Imran Khan, 43, faces up to 20 years in prison, Dawn news reported.

US Attorney Deirdre Daly for the District of Connecticut on Sunday said that Khan, a resident of North Haven, Connecticut, waived his right to indictment and pleaded guilty on Saturday in a federal court to violating US export law.

Court documents and statements show that from 2012 to December 2016, Khan was engaged in a scheme to purchase goods that were controlled under the Export Administration Regulations (EAR) and exported them without a licence to Pakistan.

When asked by the US manufacturers about the end-user for a product, Khan either informed them that the product would remain in the US, or he completed an end-user certification indicating that the product would not be exported.

After the products were purchased, they were shipped by the manufacturer to Khan's North Haven residence or to a business owned by him, according to the court documents.

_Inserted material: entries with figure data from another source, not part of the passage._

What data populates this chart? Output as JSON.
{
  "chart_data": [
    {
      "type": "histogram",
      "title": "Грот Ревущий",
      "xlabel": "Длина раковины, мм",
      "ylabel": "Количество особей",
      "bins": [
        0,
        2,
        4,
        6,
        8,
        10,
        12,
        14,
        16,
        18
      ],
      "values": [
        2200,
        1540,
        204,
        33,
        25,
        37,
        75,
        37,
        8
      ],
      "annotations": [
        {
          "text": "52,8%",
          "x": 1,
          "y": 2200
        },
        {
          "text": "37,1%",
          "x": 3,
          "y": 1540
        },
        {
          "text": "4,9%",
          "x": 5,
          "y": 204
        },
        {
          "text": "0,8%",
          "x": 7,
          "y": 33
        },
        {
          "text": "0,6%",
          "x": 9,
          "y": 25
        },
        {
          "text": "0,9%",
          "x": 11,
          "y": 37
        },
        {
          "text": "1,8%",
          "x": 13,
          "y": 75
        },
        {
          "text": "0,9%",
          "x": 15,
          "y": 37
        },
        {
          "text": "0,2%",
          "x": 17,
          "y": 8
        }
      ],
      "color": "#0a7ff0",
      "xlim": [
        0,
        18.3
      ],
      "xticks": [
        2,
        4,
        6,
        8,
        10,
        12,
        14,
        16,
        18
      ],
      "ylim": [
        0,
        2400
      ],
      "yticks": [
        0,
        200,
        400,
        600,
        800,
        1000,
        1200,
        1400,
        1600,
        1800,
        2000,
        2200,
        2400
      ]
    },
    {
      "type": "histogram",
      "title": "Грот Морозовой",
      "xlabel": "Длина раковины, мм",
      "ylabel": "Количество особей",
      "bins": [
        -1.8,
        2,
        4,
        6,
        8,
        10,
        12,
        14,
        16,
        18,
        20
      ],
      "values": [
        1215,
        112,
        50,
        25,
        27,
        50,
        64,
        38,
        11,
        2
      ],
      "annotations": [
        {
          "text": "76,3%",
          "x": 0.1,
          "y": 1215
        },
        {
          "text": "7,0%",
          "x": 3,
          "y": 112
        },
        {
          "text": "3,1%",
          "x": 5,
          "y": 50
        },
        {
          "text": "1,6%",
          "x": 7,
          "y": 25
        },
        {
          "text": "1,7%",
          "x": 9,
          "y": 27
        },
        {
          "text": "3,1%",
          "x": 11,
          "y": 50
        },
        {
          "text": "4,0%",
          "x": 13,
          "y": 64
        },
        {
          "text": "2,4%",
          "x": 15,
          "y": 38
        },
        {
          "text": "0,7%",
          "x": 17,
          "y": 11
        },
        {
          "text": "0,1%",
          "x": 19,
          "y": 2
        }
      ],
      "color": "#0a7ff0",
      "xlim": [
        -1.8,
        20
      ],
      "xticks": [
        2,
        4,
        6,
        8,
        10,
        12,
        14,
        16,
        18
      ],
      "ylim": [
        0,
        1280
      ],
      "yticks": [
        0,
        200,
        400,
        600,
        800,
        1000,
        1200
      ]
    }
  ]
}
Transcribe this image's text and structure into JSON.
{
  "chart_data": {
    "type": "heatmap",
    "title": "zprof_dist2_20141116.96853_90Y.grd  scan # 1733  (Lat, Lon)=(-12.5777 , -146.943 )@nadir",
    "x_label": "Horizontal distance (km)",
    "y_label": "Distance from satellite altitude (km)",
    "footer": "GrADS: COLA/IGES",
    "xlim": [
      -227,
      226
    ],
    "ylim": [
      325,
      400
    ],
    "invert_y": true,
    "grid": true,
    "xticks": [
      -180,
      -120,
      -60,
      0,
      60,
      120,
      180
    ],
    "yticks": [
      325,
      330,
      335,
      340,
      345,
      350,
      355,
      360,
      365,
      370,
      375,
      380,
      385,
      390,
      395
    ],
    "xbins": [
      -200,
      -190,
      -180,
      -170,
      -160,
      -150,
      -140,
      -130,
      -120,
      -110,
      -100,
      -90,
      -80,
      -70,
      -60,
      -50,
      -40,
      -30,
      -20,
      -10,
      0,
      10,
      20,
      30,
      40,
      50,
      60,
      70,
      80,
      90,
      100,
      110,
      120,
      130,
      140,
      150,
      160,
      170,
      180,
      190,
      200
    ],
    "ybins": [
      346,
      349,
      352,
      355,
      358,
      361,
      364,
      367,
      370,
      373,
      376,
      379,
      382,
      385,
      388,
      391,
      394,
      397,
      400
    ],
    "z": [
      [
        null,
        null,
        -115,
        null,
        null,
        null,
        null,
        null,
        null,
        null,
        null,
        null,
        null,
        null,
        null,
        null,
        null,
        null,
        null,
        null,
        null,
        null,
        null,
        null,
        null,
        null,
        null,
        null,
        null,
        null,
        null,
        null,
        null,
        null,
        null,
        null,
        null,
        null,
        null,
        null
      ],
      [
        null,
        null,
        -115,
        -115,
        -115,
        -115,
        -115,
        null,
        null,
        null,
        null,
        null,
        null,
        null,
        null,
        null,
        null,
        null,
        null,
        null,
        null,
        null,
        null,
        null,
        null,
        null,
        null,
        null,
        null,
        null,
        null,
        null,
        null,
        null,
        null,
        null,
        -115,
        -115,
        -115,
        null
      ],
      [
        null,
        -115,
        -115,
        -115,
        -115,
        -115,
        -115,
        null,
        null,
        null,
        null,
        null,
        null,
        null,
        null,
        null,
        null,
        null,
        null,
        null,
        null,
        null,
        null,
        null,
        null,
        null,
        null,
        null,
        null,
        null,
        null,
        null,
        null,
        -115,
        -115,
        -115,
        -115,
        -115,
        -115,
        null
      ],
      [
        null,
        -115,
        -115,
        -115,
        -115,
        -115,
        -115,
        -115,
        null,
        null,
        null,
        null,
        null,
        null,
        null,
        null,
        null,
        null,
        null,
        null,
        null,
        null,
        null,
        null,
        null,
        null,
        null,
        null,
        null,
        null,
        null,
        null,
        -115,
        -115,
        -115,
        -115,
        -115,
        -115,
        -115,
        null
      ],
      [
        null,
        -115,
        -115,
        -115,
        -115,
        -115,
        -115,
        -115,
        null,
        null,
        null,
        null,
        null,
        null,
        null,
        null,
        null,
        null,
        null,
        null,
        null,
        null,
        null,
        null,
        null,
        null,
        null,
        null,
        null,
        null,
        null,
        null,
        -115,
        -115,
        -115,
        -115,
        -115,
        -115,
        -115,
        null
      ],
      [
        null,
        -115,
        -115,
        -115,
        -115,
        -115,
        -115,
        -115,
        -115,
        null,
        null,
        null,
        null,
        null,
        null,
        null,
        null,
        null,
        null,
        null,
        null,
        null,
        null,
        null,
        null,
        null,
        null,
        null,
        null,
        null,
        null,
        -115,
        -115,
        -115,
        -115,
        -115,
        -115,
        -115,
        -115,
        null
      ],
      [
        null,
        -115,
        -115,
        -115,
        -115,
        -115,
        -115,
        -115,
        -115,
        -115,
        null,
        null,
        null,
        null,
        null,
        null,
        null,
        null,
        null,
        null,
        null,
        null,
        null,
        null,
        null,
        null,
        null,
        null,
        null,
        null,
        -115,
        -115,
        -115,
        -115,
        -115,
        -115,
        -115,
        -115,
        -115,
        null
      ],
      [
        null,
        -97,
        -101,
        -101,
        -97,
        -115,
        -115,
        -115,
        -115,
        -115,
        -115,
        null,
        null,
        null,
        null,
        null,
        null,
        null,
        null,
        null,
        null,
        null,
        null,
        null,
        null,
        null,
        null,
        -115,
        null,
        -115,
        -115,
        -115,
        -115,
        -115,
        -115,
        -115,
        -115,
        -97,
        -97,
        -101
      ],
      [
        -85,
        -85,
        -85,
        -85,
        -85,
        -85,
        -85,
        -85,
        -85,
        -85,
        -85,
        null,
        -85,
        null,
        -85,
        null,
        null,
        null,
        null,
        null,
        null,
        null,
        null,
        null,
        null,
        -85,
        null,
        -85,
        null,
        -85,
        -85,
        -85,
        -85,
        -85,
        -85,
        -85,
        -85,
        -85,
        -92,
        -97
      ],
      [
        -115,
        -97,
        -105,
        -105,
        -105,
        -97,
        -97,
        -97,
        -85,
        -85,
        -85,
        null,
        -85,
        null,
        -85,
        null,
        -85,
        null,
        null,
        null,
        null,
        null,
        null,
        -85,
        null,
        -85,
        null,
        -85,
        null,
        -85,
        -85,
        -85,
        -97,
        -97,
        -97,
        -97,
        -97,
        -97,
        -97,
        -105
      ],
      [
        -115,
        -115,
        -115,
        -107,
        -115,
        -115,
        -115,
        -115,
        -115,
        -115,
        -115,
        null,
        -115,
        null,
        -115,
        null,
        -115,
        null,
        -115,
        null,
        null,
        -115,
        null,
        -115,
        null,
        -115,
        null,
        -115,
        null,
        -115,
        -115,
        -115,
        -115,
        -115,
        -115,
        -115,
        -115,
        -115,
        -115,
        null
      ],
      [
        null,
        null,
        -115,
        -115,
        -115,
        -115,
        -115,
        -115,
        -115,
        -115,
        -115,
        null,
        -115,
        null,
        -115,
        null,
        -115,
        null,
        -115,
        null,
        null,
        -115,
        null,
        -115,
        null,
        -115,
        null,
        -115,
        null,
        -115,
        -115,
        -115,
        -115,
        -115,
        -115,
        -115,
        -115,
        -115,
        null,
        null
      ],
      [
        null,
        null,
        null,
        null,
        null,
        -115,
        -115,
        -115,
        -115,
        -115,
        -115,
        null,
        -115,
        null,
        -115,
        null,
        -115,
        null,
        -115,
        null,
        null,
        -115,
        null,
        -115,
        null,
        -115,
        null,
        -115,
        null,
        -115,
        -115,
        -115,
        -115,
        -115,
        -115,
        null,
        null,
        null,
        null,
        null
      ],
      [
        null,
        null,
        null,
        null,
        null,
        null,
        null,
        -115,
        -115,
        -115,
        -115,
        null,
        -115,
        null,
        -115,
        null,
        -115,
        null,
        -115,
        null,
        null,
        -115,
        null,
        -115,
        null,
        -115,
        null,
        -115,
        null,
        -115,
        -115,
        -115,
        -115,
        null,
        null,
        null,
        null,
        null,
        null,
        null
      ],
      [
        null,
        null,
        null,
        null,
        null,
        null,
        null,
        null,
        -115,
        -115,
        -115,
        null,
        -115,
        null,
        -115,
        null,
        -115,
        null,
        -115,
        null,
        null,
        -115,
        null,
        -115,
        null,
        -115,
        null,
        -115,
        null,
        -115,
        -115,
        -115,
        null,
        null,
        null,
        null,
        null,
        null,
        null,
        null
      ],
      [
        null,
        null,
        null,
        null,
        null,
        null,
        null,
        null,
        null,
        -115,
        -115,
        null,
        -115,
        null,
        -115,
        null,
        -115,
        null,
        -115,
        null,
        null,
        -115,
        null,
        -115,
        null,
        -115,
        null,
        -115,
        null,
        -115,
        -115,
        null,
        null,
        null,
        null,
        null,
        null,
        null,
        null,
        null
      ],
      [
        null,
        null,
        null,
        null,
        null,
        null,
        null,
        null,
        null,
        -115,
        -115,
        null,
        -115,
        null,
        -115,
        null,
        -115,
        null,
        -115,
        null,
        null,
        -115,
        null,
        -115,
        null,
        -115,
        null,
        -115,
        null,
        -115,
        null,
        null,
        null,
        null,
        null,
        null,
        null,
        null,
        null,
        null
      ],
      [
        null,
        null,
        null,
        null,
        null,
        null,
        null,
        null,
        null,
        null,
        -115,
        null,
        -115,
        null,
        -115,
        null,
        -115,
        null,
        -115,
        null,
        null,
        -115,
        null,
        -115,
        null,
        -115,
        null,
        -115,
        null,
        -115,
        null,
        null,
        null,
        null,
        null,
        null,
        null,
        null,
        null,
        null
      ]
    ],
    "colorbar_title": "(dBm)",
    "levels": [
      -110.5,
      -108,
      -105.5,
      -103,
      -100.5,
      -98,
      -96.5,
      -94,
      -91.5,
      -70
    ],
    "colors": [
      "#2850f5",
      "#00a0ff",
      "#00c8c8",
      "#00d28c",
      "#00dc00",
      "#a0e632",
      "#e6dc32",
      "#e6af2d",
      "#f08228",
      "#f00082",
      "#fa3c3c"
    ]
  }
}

"The products were then shipped to Pakistan on behalf of either the Pakistan Atomic Energy Commission (PAEC), the Pakistan Space and Upper Atmosphere Research Commission (Suparco) or the National Institute of Lasers and Optronics (Nilop)," the US Justice Department said.

The three organisations are included in the US Department of Commerce Entity List, reports Dawn news.

The Justice Department said that Khan never obtained a licence to export any item to the designated entity even though he knew that a licence was required prior to export.

Khan is scheduled to be sentenced by US District Judge Vanessa Bryant in August.